Secondly, in our study the “6&12” score prognostic value is comparable to that of other systems, but most of these models cannot be used to guide treatment decision directly. “6&12” simplicity outweighs other systems for a current clinical practice including models with online calculator[5]. Indeed, therapeutic management is determined using a multidisciplinary approach and control of different published prognostic scores for TACE by clinicians (surgeons, oncologists, hepatologists and radiologists) is very unusual. By adding “the sum of largest tumor size and number”, it is true that consensus is easy to achieve among all clinicians. Moreover, other scores[9] encompass other baseline features that are likely to impact OS such as morphology of the tumor[18], but those parameters are not routinely recorded, which limits their use.

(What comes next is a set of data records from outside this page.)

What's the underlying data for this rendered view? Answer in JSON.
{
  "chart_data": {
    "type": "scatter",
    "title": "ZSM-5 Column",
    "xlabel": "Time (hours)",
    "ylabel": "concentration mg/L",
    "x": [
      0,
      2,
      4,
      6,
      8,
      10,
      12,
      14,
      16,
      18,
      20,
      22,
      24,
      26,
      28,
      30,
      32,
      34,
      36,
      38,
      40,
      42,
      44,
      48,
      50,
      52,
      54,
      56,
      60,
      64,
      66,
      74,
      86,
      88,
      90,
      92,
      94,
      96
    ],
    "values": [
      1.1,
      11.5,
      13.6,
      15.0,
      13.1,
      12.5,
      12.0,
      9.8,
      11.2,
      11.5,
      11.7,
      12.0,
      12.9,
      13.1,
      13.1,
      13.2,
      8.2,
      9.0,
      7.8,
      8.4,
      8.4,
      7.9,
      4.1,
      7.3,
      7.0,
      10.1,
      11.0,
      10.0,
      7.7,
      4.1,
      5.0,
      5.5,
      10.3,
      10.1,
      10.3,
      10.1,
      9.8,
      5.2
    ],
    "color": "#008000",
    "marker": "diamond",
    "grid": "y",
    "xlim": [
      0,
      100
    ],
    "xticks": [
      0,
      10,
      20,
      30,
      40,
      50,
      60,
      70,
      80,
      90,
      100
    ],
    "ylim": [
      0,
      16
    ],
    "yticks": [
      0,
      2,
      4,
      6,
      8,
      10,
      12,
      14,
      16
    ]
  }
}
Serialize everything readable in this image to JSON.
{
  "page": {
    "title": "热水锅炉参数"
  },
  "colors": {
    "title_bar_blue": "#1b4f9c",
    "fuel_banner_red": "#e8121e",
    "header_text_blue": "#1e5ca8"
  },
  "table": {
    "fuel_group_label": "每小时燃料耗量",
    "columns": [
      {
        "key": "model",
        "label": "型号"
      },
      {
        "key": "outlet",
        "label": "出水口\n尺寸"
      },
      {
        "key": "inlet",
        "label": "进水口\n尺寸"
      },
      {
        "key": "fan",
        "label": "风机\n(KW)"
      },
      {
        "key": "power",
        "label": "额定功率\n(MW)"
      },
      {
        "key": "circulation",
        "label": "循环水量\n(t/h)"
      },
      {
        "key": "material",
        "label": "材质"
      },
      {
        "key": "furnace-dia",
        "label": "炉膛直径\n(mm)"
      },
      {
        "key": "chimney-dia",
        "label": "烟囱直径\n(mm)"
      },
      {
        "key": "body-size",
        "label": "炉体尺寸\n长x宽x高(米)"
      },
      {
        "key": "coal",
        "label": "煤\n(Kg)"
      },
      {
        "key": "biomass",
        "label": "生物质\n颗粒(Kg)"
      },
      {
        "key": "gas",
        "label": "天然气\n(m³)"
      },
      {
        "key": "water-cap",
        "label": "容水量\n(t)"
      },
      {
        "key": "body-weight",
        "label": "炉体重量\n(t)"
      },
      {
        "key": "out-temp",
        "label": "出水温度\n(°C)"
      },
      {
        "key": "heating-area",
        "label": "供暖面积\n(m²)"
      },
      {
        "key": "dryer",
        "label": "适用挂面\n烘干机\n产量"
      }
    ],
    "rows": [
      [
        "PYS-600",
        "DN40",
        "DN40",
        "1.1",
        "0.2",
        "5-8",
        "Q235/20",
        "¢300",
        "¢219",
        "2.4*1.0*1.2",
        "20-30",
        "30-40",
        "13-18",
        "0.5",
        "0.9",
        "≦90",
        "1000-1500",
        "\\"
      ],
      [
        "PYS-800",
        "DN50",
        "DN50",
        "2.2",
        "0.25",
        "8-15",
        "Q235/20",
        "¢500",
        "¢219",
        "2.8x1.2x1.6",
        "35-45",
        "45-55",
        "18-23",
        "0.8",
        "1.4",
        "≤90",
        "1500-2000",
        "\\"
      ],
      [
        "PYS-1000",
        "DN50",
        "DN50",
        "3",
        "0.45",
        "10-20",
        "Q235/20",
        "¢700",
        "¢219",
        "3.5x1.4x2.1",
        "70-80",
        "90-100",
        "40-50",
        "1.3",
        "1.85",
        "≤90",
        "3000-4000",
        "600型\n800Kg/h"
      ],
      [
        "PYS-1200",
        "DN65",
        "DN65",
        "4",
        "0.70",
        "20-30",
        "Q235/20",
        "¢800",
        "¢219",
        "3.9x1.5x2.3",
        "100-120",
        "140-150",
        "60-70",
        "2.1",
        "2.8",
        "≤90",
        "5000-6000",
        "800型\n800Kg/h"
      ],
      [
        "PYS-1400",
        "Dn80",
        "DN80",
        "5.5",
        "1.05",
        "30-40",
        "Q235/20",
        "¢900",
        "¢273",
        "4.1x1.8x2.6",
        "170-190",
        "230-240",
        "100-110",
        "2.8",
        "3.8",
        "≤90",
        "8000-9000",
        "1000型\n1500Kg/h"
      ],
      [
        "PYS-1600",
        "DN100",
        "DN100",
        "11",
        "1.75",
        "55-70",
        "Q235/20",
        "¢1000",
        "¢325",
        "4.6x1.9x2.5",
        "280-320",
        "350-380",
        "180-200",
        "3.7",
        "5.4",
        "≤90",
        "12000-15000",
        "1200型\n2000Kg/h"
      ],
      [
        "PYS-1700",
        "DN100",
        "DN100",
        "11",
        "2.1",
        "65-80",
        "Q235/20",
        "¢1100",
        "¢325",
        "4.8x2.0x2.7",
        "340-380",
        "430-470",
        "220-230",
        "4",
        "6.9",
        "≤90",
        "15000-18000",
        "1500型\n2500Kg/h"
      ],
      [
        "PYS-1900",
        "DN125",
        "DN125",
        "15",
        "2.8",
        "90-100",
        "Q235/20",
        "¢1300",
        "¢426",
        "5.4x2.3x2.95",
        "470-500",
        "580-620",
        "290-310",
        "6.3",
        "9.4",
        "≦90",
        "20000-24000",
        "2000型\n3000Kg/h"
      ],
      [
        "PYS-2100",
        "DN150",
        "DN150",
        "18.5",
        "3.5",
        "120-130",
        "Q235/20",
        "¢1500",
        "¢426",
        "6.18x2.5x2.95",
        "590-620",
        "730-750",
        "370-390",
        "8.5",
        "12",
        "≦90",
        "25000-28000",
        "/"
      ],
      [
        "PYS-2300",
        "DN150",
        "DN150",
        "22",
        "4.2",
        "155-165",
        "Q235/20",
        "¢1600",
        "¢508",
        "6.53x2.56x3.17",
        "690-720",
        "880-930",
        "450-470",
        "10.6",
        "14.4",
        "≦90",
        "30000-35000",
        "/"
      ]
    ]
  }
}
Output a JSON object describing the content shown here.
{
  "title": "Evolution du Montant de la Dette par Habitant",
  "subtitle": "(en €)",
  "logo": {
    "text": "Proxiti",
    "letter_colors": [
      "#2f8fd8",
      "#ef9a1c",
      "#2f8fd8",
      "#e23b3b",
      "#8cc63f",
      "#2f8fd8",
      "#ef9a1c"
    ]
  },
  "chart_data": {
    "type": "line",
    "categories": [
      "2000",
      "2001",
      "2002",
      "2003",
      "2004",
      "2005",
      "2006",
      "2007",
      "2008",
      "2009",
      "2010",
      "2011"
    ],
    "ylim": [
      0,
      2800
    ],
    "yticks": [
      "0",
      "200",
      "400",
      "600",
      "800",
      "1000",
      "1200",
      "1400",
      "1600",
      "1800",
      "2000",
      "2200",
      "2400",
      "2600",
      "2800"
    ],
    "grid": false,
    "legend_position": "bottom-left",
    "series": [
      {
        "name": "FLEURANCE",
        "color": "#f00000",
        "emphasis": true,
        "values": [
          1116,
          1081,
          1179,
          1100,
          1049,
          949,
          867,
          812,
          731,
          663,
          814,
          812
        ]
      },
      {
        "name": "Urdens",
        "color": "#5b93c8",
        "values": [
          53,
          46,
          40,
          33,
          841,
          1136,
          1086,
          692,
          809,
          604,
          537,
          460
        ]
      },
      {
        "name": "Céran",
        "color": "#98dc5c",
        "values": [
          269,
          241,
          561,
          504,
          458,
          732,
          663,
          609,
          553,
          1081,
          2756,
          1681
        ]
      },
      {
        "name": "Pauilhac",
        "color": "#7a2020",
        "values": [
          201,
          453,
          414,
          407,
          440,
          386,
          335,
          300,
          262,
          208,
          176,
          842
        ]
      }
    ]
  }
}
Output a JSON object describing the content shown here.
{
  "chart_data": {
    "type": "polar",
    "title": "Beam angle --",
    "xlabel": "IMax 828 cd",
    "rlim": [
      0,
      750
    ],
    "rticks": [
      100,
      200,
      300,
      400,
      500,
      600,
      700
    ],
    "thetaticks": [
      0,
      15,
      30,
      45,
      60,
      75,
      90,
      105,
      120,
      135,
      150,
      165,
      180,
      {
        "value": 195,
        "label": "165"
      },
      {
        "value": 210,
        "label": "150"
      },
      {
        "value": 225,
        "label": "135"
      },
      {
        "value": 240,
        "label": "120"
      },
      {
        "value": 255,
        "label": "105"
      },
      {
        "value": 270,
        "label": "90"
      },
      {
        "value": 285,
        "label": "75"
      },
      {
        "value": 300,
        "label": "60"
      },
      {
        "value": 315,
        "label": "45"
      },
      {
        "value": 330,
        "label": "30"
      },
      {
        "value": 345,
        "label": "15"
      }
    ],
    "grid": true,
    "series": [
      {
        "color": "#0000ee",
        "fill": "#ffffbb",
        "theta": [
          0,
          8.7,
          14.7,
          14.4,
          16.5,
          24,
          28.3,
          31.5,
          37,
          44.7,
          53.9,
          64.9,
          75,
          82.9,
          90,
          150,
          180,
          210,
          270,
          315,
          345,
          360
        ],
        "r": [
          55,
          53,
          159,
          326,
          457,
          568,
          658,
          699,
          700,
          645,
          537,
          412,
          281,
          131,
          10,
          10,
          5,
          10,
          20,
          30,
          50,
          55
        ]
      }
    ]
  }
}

Thirdly, TACE should be limited to HCC patients with preserved liver function, and our results also highlight the importance of liver function in our population that included only recommended TACE candidates. Our patients are older, with more cirrhotic patients, and more alcohol-related diseases. This probably explains the differences in survival observed between this multicenter French cohort and Wang et al[2] original study, with OS ranging from 31.0 to 15.0 mo compared to 43.3 to 16.8 mo (according to “6&12” score), respectively. However, OS observed in our cohort was comparable to that of this nationwide Chinese cohort[1] including a more heterogeneous population with OS ranging from 31.3 to 18.5 mo.

Fourthly, Wang et al[19] findings on ABCR score are not surprising. This model designed for further TACE combines four parameters (AFP serum level, BCLC stage, change in Child-Pugh grade, and radiological tumor Response), but unlike ART[20,21] (assessment for re-treatment with TACE) model the highest coefficient is assigned to radiological tumor response.

In summary, in this multicenter French HCC cohort different staging/scoring systems classify survival among recommended TACE candidates with a similar predictive power. However, “6&12” score simplicity and ability in patients’ stratification outperform other systems for a routine clinical practice.